Laisser tomber le masque, accepter de ne plus lutter contre soi.
C’est là que le BDSM devient art :
celui d’apprivoiser la peur, de la transformer en puissance.
Comme l’écrivait Bataille : « L’érotisme est l’approbation de la vie jusque dans la mort. »
Pour Élodie, cette mort symbolique, c’était celle du contrôle.
Et dans sa chute, elle renaissait.
Le choix
⚖️ Laisser tomber ou s’éveiller
Mais la route ne fut pas simple.
Certaines nuits, elle voulait fuir.
Revenir à sa sécurité de façade, à sa vie bien rangée, sans vertige.
Et d’autres, elle rêvait de s’agenouiller, de tout confier, d’abandonner le combat intérieur.
Ce combat, c’est celui que chacun mène entre la peur du passé et l’appel du futur.
Entre la punition qu’on connaît et la liberté qu’on redoute.
Entre le poids de ce qu’on a subi et la promesse de ce qu’on pourrait être.
Élodie l’avait compris : rester entre les deux, c’est l’enfer.
On souffre.
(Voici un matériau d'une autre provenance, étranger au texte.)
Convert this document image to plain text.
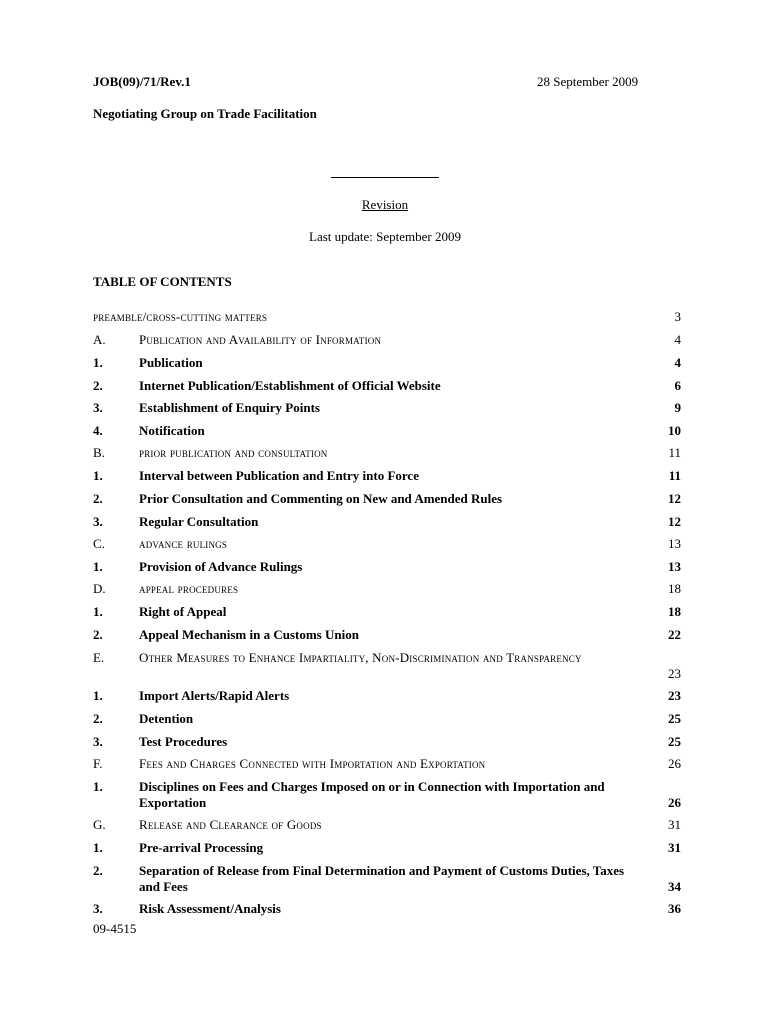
JOB(09)/71/Rev.1	28 September 2009
Negotiating Group on Trade Facilitation
Revision
Last update: September 2009
TABLE OF CONTENTS
preamble/cross-cutting matters	3
A.	Publication and Availability of Information	4
1.	Publication	4
2.	Internet Publication/Establishment of Official Website	6
3.	Establishment of Enquiry Points	9
4.	Notification	10
B.	prior publication and consultation	11
1.	Interval between Publication and Entry into Force	11
2.	Prior Consultation and Commenting on New and Amended Rules	12
3.	Regular Consultation	12
C.	advance rulings	13
1.	Provision of Advance Rulings	13
D.	appeal procedures	18
1.	Right of Appeal	18
2.	Appeal Mechanism in a Customs Union	22
E.	Other Measures to Enhance Impartiality, Non-Discrimination and Transparency
23
1.	Import Alerts/Rapid Alerts	23
2.	Detention	25
3.	Test Procedures	25
F.	Fees and Charges Connected with Importation and Exportation	26
1.	Disciplines on Fees and Charges Imposed on or in Connection with Importation and Exportation	26
G.	Release and Clearance of Goods	31
1.	Pre-arrival Processing	31
2.	Separation of Release from Final Determination and Payment of Customs Duties, Taxes and Fees	34
3.	Risk Assessment/Analysis	36
09-4515
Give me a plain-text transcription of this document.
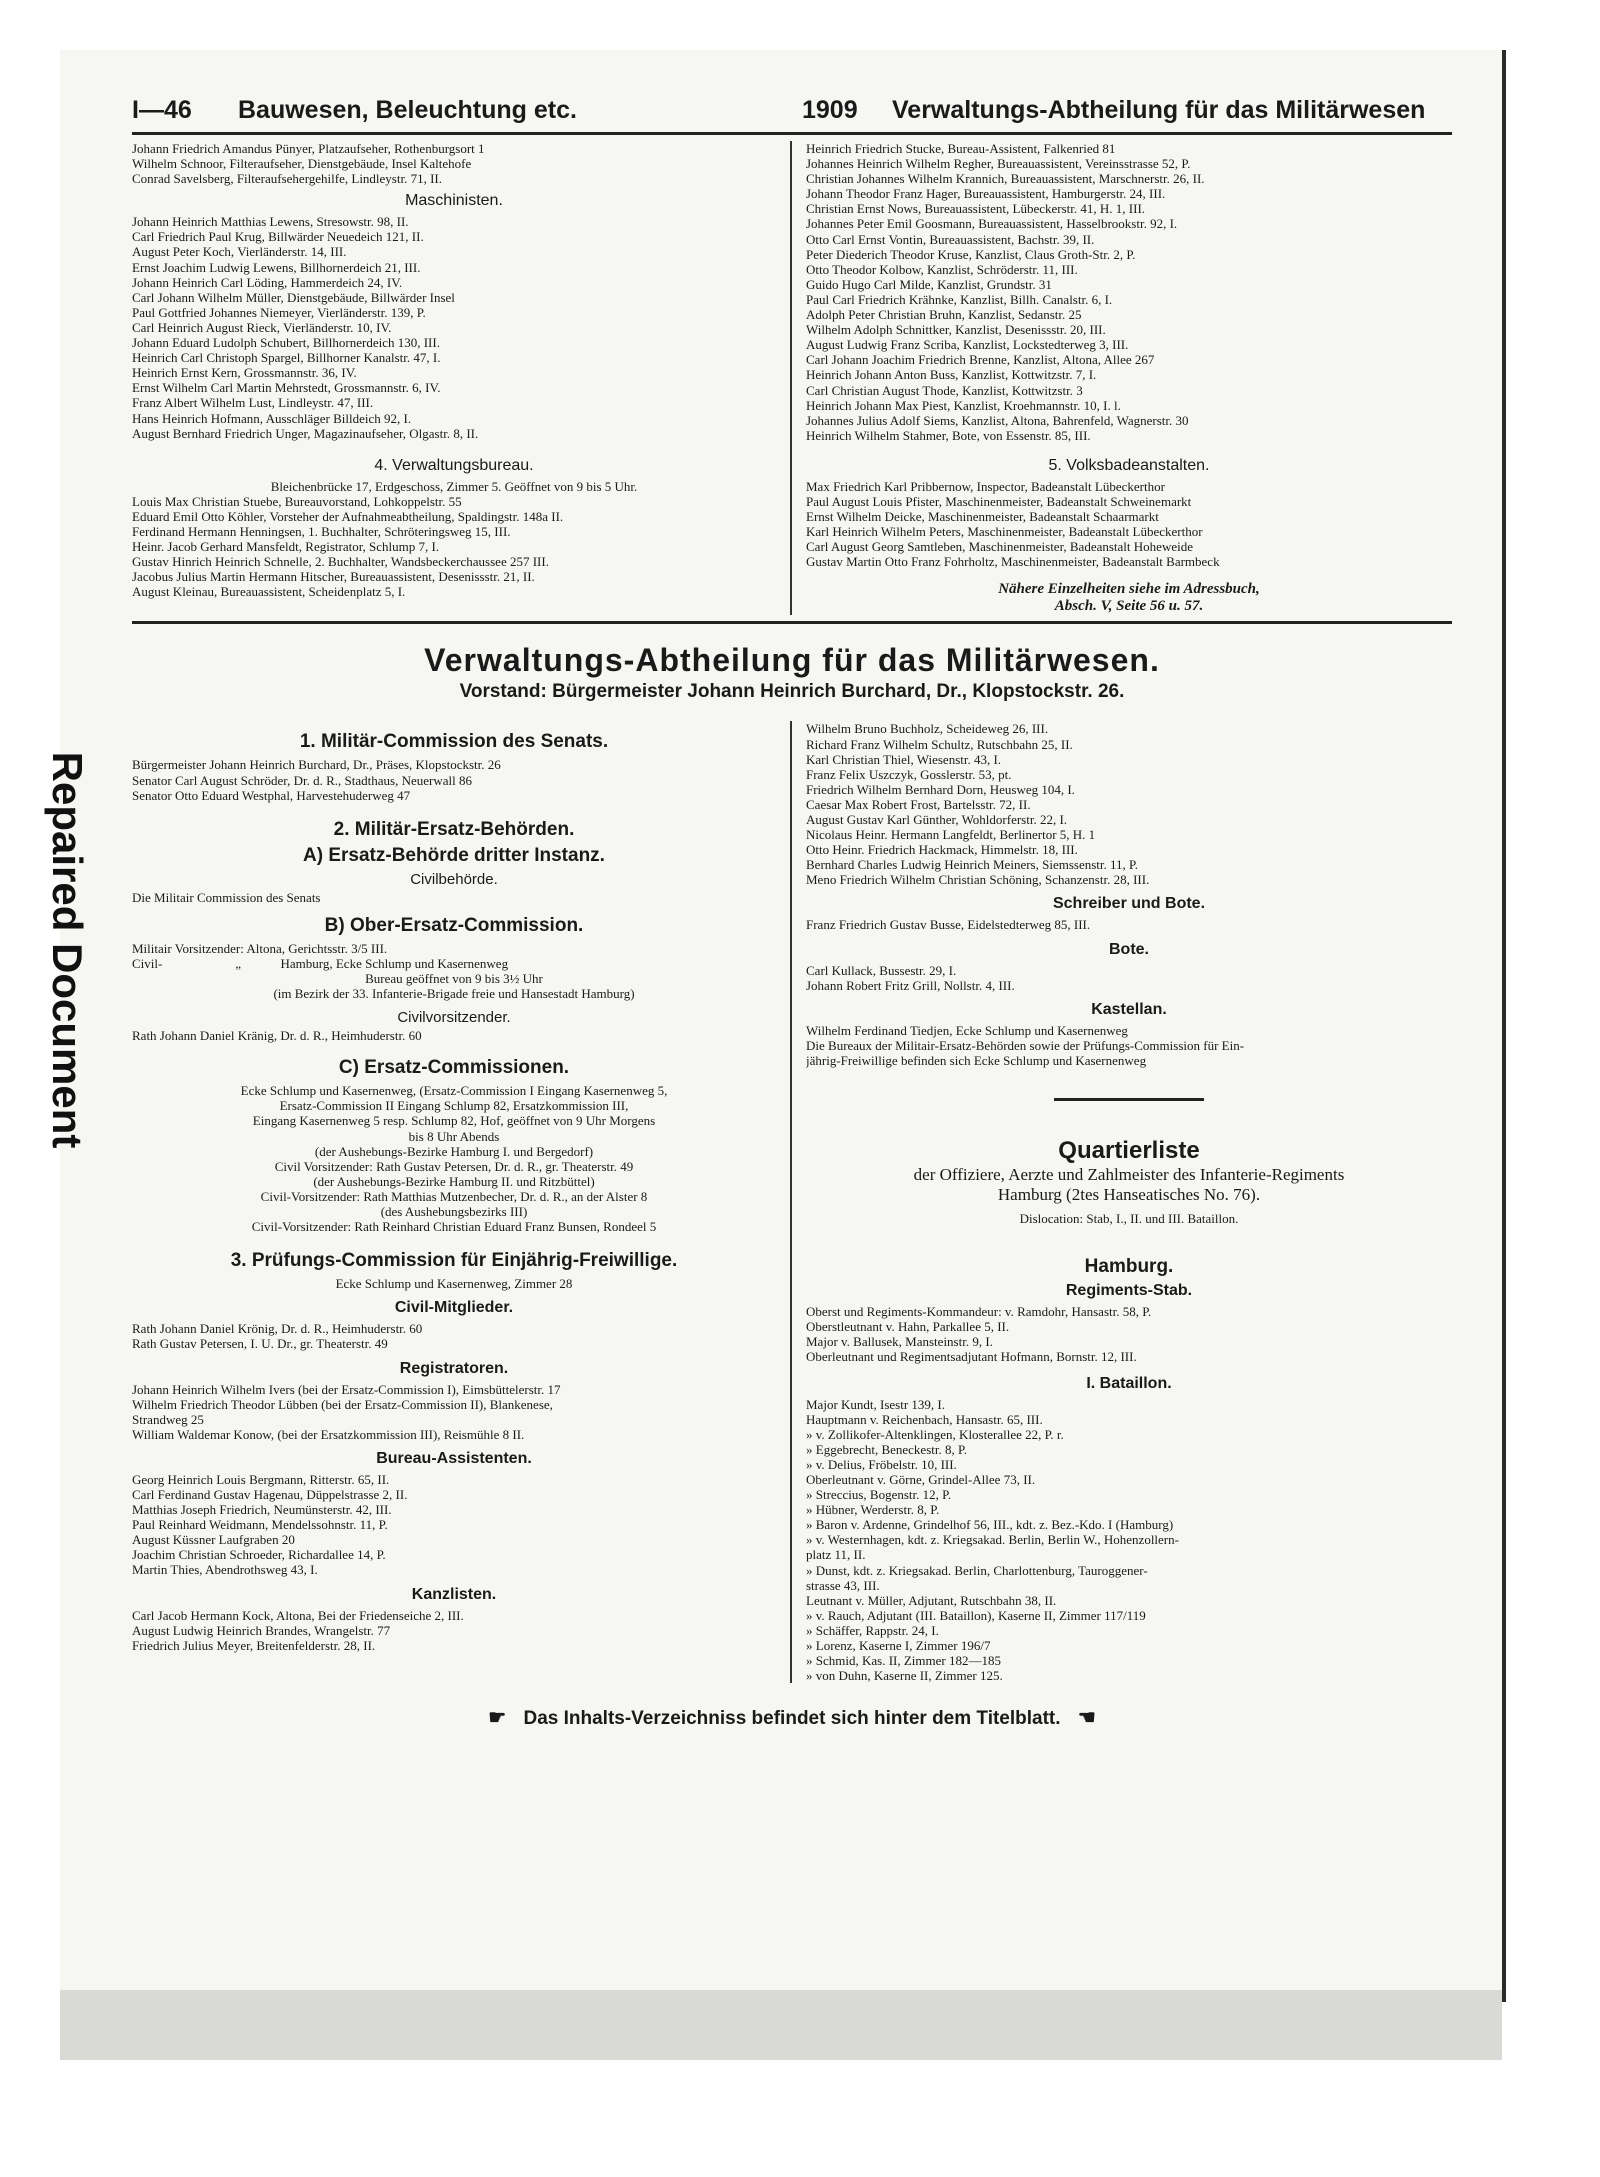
Repaired Document
I—46 Bauwesen, Beleuchtung etc.	1909 Verwaltungs-Abtheilung für das Militärwesen
Johann Friedrich Amandus Pünyer, Platzaufseher, Rothenburgsort 1
Wilhelm Schnoor, Filteraufseher, Dienstgebäude, Insel Kaltehofe
Conrad Savelsberg, Filteraufsehergehilfe, Lindleystr. 71, II.
Maschinisten.
Johann Heinrich Matthias Lewens, Stresowstr. 98, II.
Carl Friedrich Paul Krug, Billwärder Neuedeich 121, II.
August Peter Koch, Vierländerstr. 14, III.
Ernst Joachim Ludwig Lewens, Billhornerdeich 21, III.
Johann Heinrich Carl Löding, Hammerdeich 24, IV.
Carl Johann Wilhelm Müller, Dienstgebäude, Billwärder Insel
Paul Gottfried Johannes Niemeyer, Vierländerstr. 139, P.
Carl Heinrich August Rieck, Vierländerstr. 10, IV.
Johann Eduard Ludolph Schubert, Billhornerdeich 130, III.
Heinrich Carl Christoph Spargel, Billhorner Kanalstr. 47, I.
Heinrich Ernst Kern, Grossmannstr. 36, IV.
Ernst Wilhelm Carl Martin Mehrstedt, Grossmannstr. 6, IV.
Franz Albert Wilhelm Lust, Lindleystr. 47, III.
Hans Heinrich Hofmann, Ausschläger Billdeich 92, I.
August Bernhard Friedrich Unger, Magazinaufseher, Olgastr. 8, II.
4. Verwaltungsbureau.
Bleichenbrücke 17, Erdgeschoss, Zimmer 5. Geöffnet von 9 bis 5 Uhr.
Louis Max Christian Stuebe, Bureauvorstand, Lohkoppelstr. 55
Eduard Emil Otto Köhler, Vorsteher der Aufnahmeabtheilung, Spaldingstr. 148a II.
Ferdinand Hermann Henningsen, 1. Buchhalter, Schröteringsweg 15, III.
Heinr. Jacob Gerhard Mansfeldt, Registrator, Schlump 7, I.
Gustav Hinrich Heinrich Schnelle, 2. Buchhalter, Wandsbeckerchaussee 257 III.
Jacobus Julius Martin Hermann Hitscher, Bureauassistent, Desenissstr. 21, II.
August Kleinau, Bureauassistent, Scheidenplatz 5, I.
Heinrich Friedrich Stucke, Bureau-Assistent, Falkenried 81
Johannes Heinrich Wilhelm Regher, Bureauassistent, Vereinsstrasse 52, P.
Christian Johannes Wilhelm Krannich, Bureauassistent, Marschnerstr. 26, II.
Johann Theodor Franz Hager, Bureauassistent, Hamburgerstr. 24, III.
Christian Ernst Nows, Bureauassistent, Lübeckerstr. 41, H. 1, III.
Johannes Peter Emil Goosmann, Bureauassistent, Hasselbrookstr. 92, I.
Otto Carl Ernst Vontin, Bureauassistent, Bachstr. 39, II.
Peter Diederich Theodor Kruse, Kanzlist, Claus Groth-Str. 2, P.
Otto Theodor Kolbow, Kanzlist, Schröderstr. 11, III.
Guido Hugo Carl Milde, Kanzlist, Grundstr. 31
Paul Carl Friedrich Krähnke, Kanzlist, Billh. Canalstr. 6, I.
Adolph Peter Christian Bruhn, Kanzlist, Sedanstr. 25
Wilhelm Adolph Schnittker, Kanzlist, Desenissstr. 20, III.
August Ludwig Franz Scriba, Kanzlist, Lockstedterweg 3, III.
Carl Johann Joachim Friedrich Brenne, Kanzlist, Altona, Allee 267
Heinrich Johann Anton Buss, Kanzlist, Kottwitzstr. 7, I.
Carl Christian August Thode, Kanzlist, Kottwitzstr. 3
Heinrich Johann Max Piest, Kanzlist, Kroehmannstr. 10, I. l.
Johannes Julius Adolf Siems, Kanzlist, Altona, Bahrenfeld, Wagnerstr. 30
Heinrich Wilhelm Stahmer, Bote, von Essenstr. 85, III.
5. Volksbadeanstalten.
Max Friedrich Karl Pribbernow, Inspector, Badeanstalt Lübeckerthor
Paul August Louis Pfister, Maschinenmeister, Badeanstalt Schweinemarkt
Ernst Wilhelm Deicke, Maschinenmeister, Badeanstalt Schaarmarkt
Karl Heinrich Wilhelm Peters, Maschinenmeister, Badeanstalt Lübeckerthor
Carl August Georg Samtleben, Maschinenmeister, Badeanstalt Hoheweide
Gustav Martin Otto Franz Fohrholtz, Maschinenmeister, Badeanstalt Barmbeck
Nähere Einzelheiten siehe im Adressbuch,
Absch. V, Seite 56 u. 57.
Verwaltungs-Abtheilung für das Militärwesen.
Vorstand: Bürgermeister Johann Heinrich Burchard, Dr., Klopstockstr. 26.
1. Militär-Commission des Senats.
Bürgermeister Johann Heinrich Burchard, Dr., Präses, Klopstockstr. 26
Senator Carl August Schröder, Dr. d. R., Stadthaus, Neuerwall 86
Senator Otto Eduard Westphal, Harvestehuderweg 47
2. Militär-Ersatz-Behörden.
A) Ersatz-Behörde dritter Instanz.
Civilbehörde.
Die Militair Commission des Senats
B) Ober-Ersatz-Commission.
Militair Vorsitzender: Altona, Gerichtsstr. 3/5 III.
Civil-	„	Hamburg, Ecke Schlump und Kasernenweg
Bureau geöffnet von 9 bis 3½ Uhr
(im Bezirk der 33. Infanterie-Brigade freie und Hansestadt Hamburg)
Civilvorsitzender.
Rath Johann Daniel Kränig, Dr. d. R., Heimhuderstr. 60
C) Ersatz-Commissionen.
Ecke Schlump und Kasernenweg, (Ersatz-Commission I Eingang Kasernenweg 5,
Ersatz-Commission II Eingang Schlump 82, Ersatzkommission III,
Eingang Kasernenweg 5 resp. Schlump 82, Hof, geöffnet von 9 Uhr Morgens
bis 8 Uhr Abends
(der Aushebungs-Bezirke Hamburg I. und Bergedorf)
Civil Vorsitzender: Rath Gustav Petersen, Dr. d. R., gr. Theaterstr. 49
(der Aushebungs-Bezirke Hamburg II. und Ritzbüttel)
Civil-Vorsitzender: Rath Matthias Mutzenbecher, Dr. d. R., an der Alster 8
(des Aushebungsbezirks III)
Civil-Vorsitzender: Rath Reinhard Christian Eduard Franz Bunsen, Rondeel 5
3. Prüfungs-Commission für Einjährig-Freiwillige.
Ecke Schlump und Kasernenweg, Zimmer 28
Civil-Mitglieder.
Rath Johann Daniel Krönig, Dr. d. R., Heimhuderstr. 60
Rath Gustav Petersen, I. U. Dr., gr. Theaterstr. 49
Registratoren.
Johann Heinrich Wilhelm Ivers (bei der Ersatz-Commission I), Eimsbüttelerstr. 17
Wilhelm Friedrich Theodor Lübben (bei der Ersatz-Commission II), Blankenese,
Strandweg 25
William Waldemar Konow, (bei der Ersatzkommission III), Reismühle 8 II.
Bureau-Assistenten.
Georg Heinrich Louis Bergmann, Ritterstr. 65, II.
Carl Ferdinand Gustav Hagenau, Düppelstrasse 2, II.
Matthias Joseph Friedrich, Neumünsterstr. 42, III.
Paul Reinhard Weidmann, Mendelssohnstr. 11, P.
August Küssner Laufgraben 20
Joachim Christian Schroeder, Richardallee 14, P.
Martin Thies, Abendrothsweg 43, I.
Kanzlisten.
Carl Jacob Hermann Kock, Altona, Bei der Friedenseiche 2, III.
August Ludwig Heinrich Brandes, Wrangelstr. 77
Friedrich Julius Meyer, Breitenfelderstr. 28, II.
Wilhelm Bruno Buchholz, Scheideweg 26, III.
Richard Franz Wilhelm Schultz, Rutschbahn 25, II.
Karl Christian Thiel, Wiesenstr. 43, I.
Franz Felix Uszczyk, Gosslerstr. 53, pt.
Friedrich Wilhelm Bernhard Dorn, Heusweg 104, I.
Caesar Max Robert Frost, Bartelsstr. 72, II.
August Gustav Karl Günther, Wohldorferstr. 22, I.
Nicolaus Heinr. Hermann Langfeldt, Berlinertor 5, H. 1
Otto Heinr. Friedrich Hackmack, Himmelstr. 18, III.
Bernhard Charles Ludwig Heinrich Meiners, Siemssenstr. 11, P.
Meno Friedrich Wilhelm Christian Schöning, Schanzenstr. 28, III.
Schreiber und Bote.
Franz Friedrich Gustav Busse, Eidelstedterweg 85, III.
Bote.
Carl Kullack, Bussestr. 29, I.
Johann Robert Fritz Grill, Nollstr. 4, III.
Kastellan.
Wilhelm Ferdinand Tiedjen, Ecke Schlump und Kasernenweg
Die Bureaux der Militair-Ersatz-Behörden sowie der Prüfungs-Commission für Ein-
jährig-Freiwillige befinden sich Ecke Schlump und Kasernenweg
Quartierliste
der Offiziere, Aerzte und Zahlmeister des Infanterie-Regiments
Hamburg (2tes Hanseatisches No. 76).
Dislocation: Stab, I., II. und III. Bataillon.
Hamburg.
Regiments-Stab.
Oberst und Regiments-Kommandeur: v. Ramdohr, Hansastr. 58, P.
Oberstleutnant v. Hahn, Parkallee 5, II.
Major v. Ballusek, Mansteinstr. 9, I.
Oberleutnant und Regimentsadjutant Hofmann, Bornstr. 12, III.
I. Bataillon.
Major Kundt, Isestr 139, I.
Hauptmann v. Reichenbach, Hansastr. 65, III.
» v. Zollikofer-Altenklingen, Klosterallee 22, P. r.
» Eggebrecht, Beneckestr. 8, P.
» v. Delius, Fröbelstr. 10, III.
Oberleutnant v. Görne, Grindel-Allee 73, II.
» Streccius, Bogenstr. 12, P.
» Hübner, Werderstr. 8, P.
» Baron v. Ardenne, Grindelhof 56, III., kdt. z. Bez.-Kdo. I (Hamburg)
» v. Westernhagen, kdt. z. Kriegsakad. Berlin, Berlin W., Hohenzollern-
platz 11, II.
» Dunst, kdt. z. Kriegsakad. Berlin, Charlottenburg, Tauroggener-
strasse 43, III.
Leutnant v. Müller, Adjutant, Rutschbahn 38, II.
» v. Rauch, Adjutant (III. Bataillon), Kaserne II, Zimmer 117/119
» Schäffer, Rappstr. 24, I.
» Lorenz, Kaserne I, Zimmer 196/7
» Schmid, Kas. II, Zimmer 182—185
» von Duhn, Kaserne II, Zimmer 125.
☛ Das Inhalts-Verzeichniss befindet sich hinter dem Titelblatt. ☚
On se torture.
Vouloir et refuser dans la même seconde, c’est mourir à petit feu.
Alors elle décida.
De choisir.
Pas de tout comprendre.
Mais d’assumer.
D’assumer ce qu’elle ressentait, d’assumer le trouble, le désir, la peur.
Parce que la liberté commence quand on cesse de se mentir.
Et maintenant ?
🌹 Ressentir pour exister
Élodie ne savait pas encore où cela la mènerait.
Mais elle savait une chose : elle ne voulait plus vivre à moitié.
Elle voulait sentir son corps, l’assumer, l’habiter.
Elle voulait vibrer, tomber, se relever.
Peut-être qu’elle tomberait amoureuse.
Peut-être qu’elle fuirait.
Mais ce soir-là, dans le silence, une phrase résonna en elle :
« Ressentir, c’est vivre. Et vivre, c’est oser. »
Alors elle ferma les yeux, respira profondément, et laissa la peur fondre.
Dans le noir, il n’y avait plus de juge, plus de honte.
Seulement ce frisson ancien, celui qui, enfin, lui appartenait.